Military and Missions: Not a Good Match

https://www.mnnonline.org/news/why-military-and-missions-make-a-good-match/

The editorial at Mission Network News argues that military and missions make a good match. The author is sadly mistaken. Apart from being accustomed to a life overseas, they have nothing in common.


I have experienced this firsthand. While in Italy during the 1990's I encountered a Baptist organisation that built its model on utilising retired military men to pastor churches that were deliberately established near US military bases. As retirees, these pastors had pensions and full access to the base. The mission was not meant to target the local population per se but its primary focus was on military members and indeed the congregation could be described as 100% military. As 'missionaries' they are in a position of comfort and privilege.

Rather than engage the culture and its religious beliefs, the 'missionary' (a misnomer in this case) is able to live on the colonial post and in the bubble of American culture created by the footprint of the base. Some Americans in the armed forces choose deliberately not to live this way. They spend as much time away from the base as they can and engage the local public and its culture. They have a job but the military is not their life and the base and the 'Little America' it represents is something they try to avoid. For others the base is their life and for this missionary model that's really what the practical outcome is – if not the goal.

But what of ex-military people who simply become missionaries with no official or unofficial attachment to an American base or diplomatic mission?

Career military people are dominated by a mindset and values that are deeply un-Christian and even anti-Christian. Their testimony as Christians is compromised along with the pension money many of them take. Well do I remember that many Italians resented the US presence in their country, its domination of their politics, and on a basic level the very military activities the base represents. Nuclear weapons were stored there and the base was used to prosecute America's wars. And now to plant a church that's wed to this larger apparatus and all it represents – it's a false gospel at best. Or to suggest that merely because someone was attached to this kind of overseas imperialist machine – that somehow this is going to qualify them as missionaries? Please, it's really rather absurd.

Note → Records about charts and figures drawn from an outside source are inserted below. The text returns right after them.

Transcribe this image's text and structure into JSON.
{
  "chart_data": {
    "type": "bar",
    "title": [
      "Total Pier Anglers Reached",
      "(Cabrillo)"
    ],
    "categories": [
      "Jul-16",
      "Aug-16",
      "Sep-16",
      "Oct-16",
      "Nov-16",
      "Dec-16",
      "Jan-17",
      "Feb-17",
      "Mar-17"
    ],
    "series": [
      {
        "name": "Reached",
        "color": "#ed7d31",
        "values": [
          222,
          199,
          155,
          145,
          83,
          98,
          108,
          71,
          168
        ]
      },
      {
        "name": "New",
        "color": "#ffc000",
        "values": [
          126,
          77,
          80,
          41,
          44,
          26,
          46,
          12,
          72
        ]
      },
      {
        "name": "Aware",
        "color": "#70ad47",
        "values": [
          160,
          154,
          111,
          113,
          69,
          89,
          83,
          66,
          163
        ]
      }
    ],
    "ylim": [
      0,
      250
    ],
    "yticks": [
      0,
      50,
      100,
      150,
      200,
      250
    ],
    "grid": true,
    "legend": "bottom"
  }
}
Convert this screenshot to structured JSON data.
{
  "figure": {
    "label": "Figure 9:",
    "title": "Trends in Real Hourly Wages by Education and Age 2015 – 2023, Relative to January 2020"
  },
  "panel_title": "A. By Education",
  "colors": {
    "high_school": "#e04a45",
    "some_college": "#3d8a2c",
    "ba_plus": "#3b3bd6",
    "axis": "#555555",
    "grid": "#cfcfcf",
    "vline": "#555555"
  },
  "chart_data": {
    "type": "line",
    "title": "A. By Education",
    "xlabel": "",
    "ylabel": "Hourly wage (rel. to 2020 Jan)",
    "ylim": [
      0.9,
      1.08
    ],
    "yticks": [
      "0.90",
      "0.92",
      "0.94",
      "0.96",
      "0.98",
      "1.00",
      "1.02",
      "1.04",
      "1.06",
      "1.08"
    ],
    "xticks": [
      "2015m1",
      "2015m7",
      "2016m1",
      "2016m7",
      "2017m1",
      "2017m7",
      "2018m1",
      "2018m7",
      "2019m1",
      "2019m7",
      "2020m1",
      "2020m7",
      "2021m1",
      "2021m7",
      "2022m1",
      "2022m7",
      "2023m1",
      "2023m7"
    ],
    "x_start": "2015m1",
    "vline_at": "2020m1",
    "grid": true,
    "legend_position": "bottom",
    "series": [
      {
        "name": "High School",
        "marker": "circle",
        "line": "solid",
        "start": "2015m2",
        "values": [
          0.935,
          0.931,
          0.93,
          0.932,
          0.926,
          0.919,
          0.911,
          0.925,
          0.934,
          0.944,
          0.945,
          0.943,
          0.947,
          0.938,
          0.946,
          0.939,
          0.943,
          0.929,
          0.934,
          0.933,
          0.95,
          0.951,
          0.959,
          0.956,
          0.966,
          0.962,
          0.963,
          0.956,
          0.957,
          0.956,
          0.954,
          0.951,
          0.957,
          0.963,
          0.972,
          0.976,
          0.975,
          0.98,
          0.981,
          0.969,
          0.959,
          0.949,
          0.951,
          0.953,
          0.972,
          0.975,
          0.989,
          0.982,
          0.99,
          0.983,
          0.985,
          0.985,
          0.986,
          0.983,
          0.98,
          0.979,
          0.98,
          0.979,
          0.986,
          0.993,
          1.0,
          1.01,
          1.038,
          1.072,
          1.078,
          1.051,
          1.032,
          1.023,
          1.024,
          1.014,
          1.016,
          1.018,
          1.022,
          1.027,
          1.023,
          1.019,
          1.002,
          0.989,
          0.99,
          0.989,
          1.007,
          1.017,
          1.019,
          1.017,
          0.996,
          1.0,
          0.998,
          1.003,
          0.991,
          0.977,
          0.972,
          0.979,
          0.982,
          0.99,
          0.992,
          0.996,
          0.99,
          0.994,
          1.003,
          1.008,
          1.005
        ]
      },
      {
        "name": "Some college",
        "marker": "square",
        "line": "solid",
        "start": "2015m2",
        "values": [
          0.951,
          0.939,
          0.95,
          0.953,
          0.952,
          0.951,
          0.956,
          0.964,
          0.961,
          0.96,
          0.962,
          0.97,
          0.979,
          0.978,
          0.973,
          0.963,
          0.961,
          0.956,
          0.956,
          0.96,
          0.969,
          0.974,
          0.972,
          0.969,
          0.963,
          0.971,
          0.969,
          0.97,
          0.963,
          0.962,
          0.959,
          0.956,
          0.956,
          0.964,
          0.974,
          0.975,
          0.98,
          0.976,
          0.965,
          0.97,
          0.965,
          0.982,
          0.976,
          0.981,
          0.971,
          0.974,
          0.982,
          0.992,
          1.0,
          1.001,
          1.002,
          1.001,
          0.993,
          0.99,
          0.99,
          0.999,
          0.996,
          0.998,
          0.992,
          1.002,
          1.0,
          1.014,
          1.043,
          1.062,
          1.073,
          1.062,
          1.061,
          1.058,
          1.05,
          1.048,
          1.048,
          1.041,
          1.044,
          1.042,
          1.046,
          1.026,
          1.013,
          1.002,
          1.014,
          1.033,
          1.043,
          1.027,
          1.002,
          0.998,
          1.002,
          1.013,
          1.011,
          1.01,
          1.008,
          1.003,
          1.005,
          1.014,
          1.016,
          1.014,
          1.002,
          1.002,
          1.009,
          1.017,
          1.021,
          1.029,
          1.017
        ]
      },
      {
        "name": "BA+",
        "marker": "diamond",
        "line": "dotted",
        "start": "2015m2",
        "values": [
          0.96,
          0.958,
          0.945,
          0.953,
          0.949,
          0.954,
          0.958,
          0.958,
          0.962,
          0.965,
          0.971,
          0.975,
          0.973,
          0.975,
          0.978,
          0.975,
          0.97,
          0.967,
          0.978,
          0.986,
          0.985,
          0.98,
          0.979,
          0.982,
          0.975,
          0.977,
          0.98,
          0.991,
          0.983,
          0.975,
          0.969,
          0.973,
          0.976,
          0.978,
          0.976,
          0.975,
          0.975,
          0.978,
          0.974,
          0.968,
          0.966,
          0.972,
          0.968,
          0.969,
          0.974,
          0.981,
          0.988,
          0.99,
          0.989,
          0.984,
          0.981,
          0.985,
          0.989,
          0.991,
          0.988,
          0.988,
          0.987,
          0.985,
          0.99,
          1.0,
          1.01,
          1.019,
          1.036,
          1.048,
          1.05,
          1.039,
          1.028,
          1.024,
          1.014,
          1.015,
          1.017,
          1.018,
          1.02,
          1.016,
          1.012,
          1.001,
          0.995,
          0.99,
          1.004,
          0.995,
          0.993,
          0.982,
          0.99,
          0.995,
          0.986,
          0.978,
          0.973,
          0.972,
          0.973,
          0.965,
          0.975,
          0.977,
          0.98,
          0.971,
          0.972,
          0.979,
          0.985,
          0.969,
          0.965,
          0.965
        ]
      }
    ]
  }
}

I realize for the Americans involved they cannot separate America from the Church and view the policies of the United States as completely commensurate with the Kingdom. They have been deceived by a false gospel and the many Balaam's which preach it. Of course in many respects I view the pensioners as being used by these organisations. They're banking on the fact that these missionaries have a supplemental income and support network. It allows them to piggy-back on the US government. In that respect there's something dirty and perverse about the whole thing.

The optics are terrible. One is reminded of the China missions movement in the wake of the Opium Wars. The work of the missionaries was viewed as the cultural arm of Western imperialism and thus they were the first targets in the Boxer Uprising of 1899-1901. The author of this Missions piece has seemingly learned nothing from history and the unfortunate relationship between the missionary movement and imperialism.

Ex-military Christians shouldn't be exalted for their bureaucratic skills and held up as paragons for missions work. Rather, they need to repent and repudiate their past lives and approach the world outside the United States on a fundamentally different level. This includes things like money, their standard of living, as well as their values concerning Western diplomacy, banking, military, and the like. Whether the ex-military missions model relies on 'missionaries' being near bases or not, it's a terrible model and represents a fundamental misunderstanding of the antithesis that exists between the values of the stormtroopers of empire and the Kingdom of Christ. I was forced to learn this lesson first-hand and I repudiate with shame and loathing that I ever donned the filthy uniform of the United States military. I reject that organisation and would never (under any circumstance) use my former affiliation with that evil as a means of gain, let alone a way to attain position within some ministry or under the auspices of the larger Church.